だからこそ、玲美子はあえて彼女を挑発し、刺激した。
「もう高三なんだし、これで終わるようなら、その程度ということよ。明松屋杏が母親の厚い壁を乗り越えられるか、どうか……見せてもらおうじゃないの」
「まったく……意地悪ですね、あなたは」
「あら? 優しさの裏返しだってば」
明松屋杏が女王様に目をつけられたのは、幸か不幸か。
氷だらけの梅酒に視線を落としつつ、聡子は胸の内を吐露した。
「正直に言いますと……私は、杏さんに『蒼き海のストラトス』を歌って欲しくないんです。あれを歌う限り、杏さんはずっと、お母さんと比較されるわけですから」
「確かにね。どんなに上手に歌っても、世間は『明松屋千夜の娘』としか見ないわ」
おそらく杏自身、偉大すぎる母親の存在を重荷に感じ、歌えずにいる。
「なら、あなたはどうするの?」
NOAHのマネージャーはぐいっと梅酒を飲み干した。
「――覚悟は決まりました。わたしにだって、できることはあるんです」
「そりゃあ、何かひとつくらいはできる立場だものね、あなた」
自分は彼女たちと一緒に歌えるわけでも、踊れるわけでもない。
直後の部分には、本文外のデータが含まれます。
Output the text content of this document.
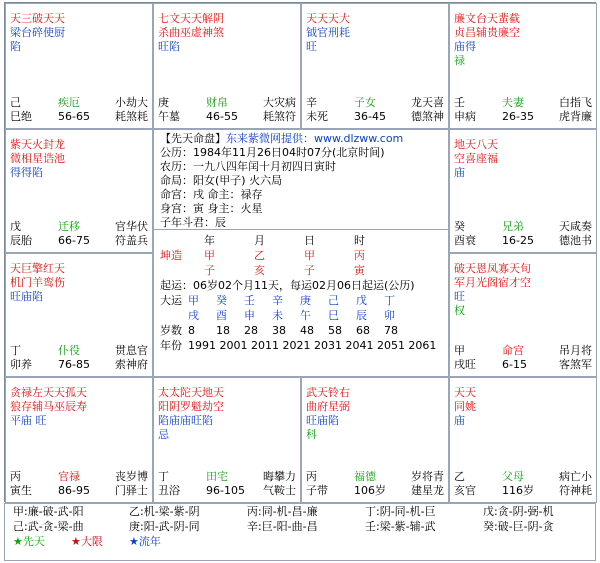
天三破天天
梁台碎使厨
陷
己	疾厄	小劫大
巳绝 56-65 耗煞耗
七文天天解阴
杀曲巫虚神煞
旺陷
庚	财帛	大灾病
午墓 46-55 耗煞符
天天天大
钺官刑耗
旺
辛	子女	龙天喜
未死 36-45 德煞神
廉文台天蜚截
贞昌辅贵廉空
庙得
禄
壬	夫妻	白指飞
申病 26-35 虎背廉
紫天火封龙
微相星诰池
得得陷
戊	迁移	官华伏
辰胎 66-75 符盖兵
地天八天
空喜座福
庙
癸	兄弟	天咸奏
酉衰 16-25 德池书
天巨擎红天
机门羊鸾伤
旺庙陷
丁	仆役	贯息官
卯养 76-85 索神府
破天恩凤寡天旬
军月光阁宿才空
旺
权
甲	命宫	吊月将
戌旺 6-15	客煞军
贪禄左天天孤天
狼存辅马巫辰寿
平庙 旺
丙	官禄	丧岁博
寅生 86-95 门驿士
太太陀天地天
阳阴罗魁劫空
陷庙庙旺陷
忌
丁	田宅	晦攀力
丑浴 96-105 气鞍士
武天铃右
曲府星弼
旺庙陷
科
丙	福德	岁将青
子带 106岁 建星龙
天天
同姚
庙
乙	父母	病亡小
亥官 116岁 符神耗
【先天命盘】东来紫微网提供：www.dlzww.com
公历：1984年11月26日04时07分(北京时间)
农历：一九八四年闰十月初四日寅时
命局：阳女(甲子) 火六局
命宫：戌 命主：禄存
身宫：寅 身主：火星
子年斗君：辰
年	月	日	时
坤造 甲	乙	甲	丙
子	亥	子	寅
起运：06岁02个月11天，每运02月06日起运(公历)
大运 甲 癸 壬 辛 庚 己 戊 丁
戌 酉 申 未 午 巳 辰 卯
岁数 8 18 28 38 48 58 68 78
年份 1991 2001 2011 2021 2031 2041 2051 2061
甲:廉-破-武-阳	乙:机-梁-紫-阴	丙:同-机-昌-廉	丁:阴-同-机-巨	戊:贪-阴-弼-机
己:武-贪-梁-曲	庚:阳-武-阴-同	辛:巨-阳-曲-昌	壬:梁-紫-辅-武	癸:破-巨-阴-贪
★先天 ★大限 ★流年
しかしマネージャーだからこそ、サポート面で貢献できるはずだった。
翌日は朝一番でVCプロの社長室を訪れる。
その意志を伝えると、井上社長は怪訝そうに眉を顰めた。
「本気なの? 聡子。口で言うほど簡単な話じゃないのよ、それは」
「わかってます。でも杏さんのために、やりたいんです」
聡子は背筋を伸ばし、はきはきと続ける。
「杏さんに……いえ、NOAHに必要なのは『蒼き海のストラトス』ではありません。私はNOAHのみなさんに、ツアーのステージではあの曲を歌って欲しいんです」
しばらくの沈黙が流れた。
井上社長は溜息をつくと、椅子にもたれなおす。
「まあ、あの曲なら練習も、奏と咲哉だけで済むでしょうね。でも、そこまで評価の高い曲ではないのよ? 拘らずに、新曲を用意するほうが賢明じゃないかしら」
社長の言うことは何も間違っていなかった。
聡子が推す曲には練習面のメリットこそあれ、話題性は低い。今さら引っ張り出してきたところで、ファンを驚嘆させるには至らないだろう。
それでも聡子は誠心誠意、頭を下げる。
「お願いします! 私にやらせてください。必ず権利関係を洗ってみせますので」
「あなたの勉強にはなる、か……。それに杏が『蒼き海のストラトス』を歌えなかった場合の、保険にもなるわね」
社長は怜悧な表情のまま、入社二年目のマネージャーを見据えた。
「わかったわ。やるだけやってみなさい」
「はいっ! ありがとうございます!」
聡子は顔を上げ、年甲斐もなく無邪気な笑みを弾ませる。
――『湖の瑠璃』を求めて。
それを自由に歌えるようにすることが、聡子の使命となった。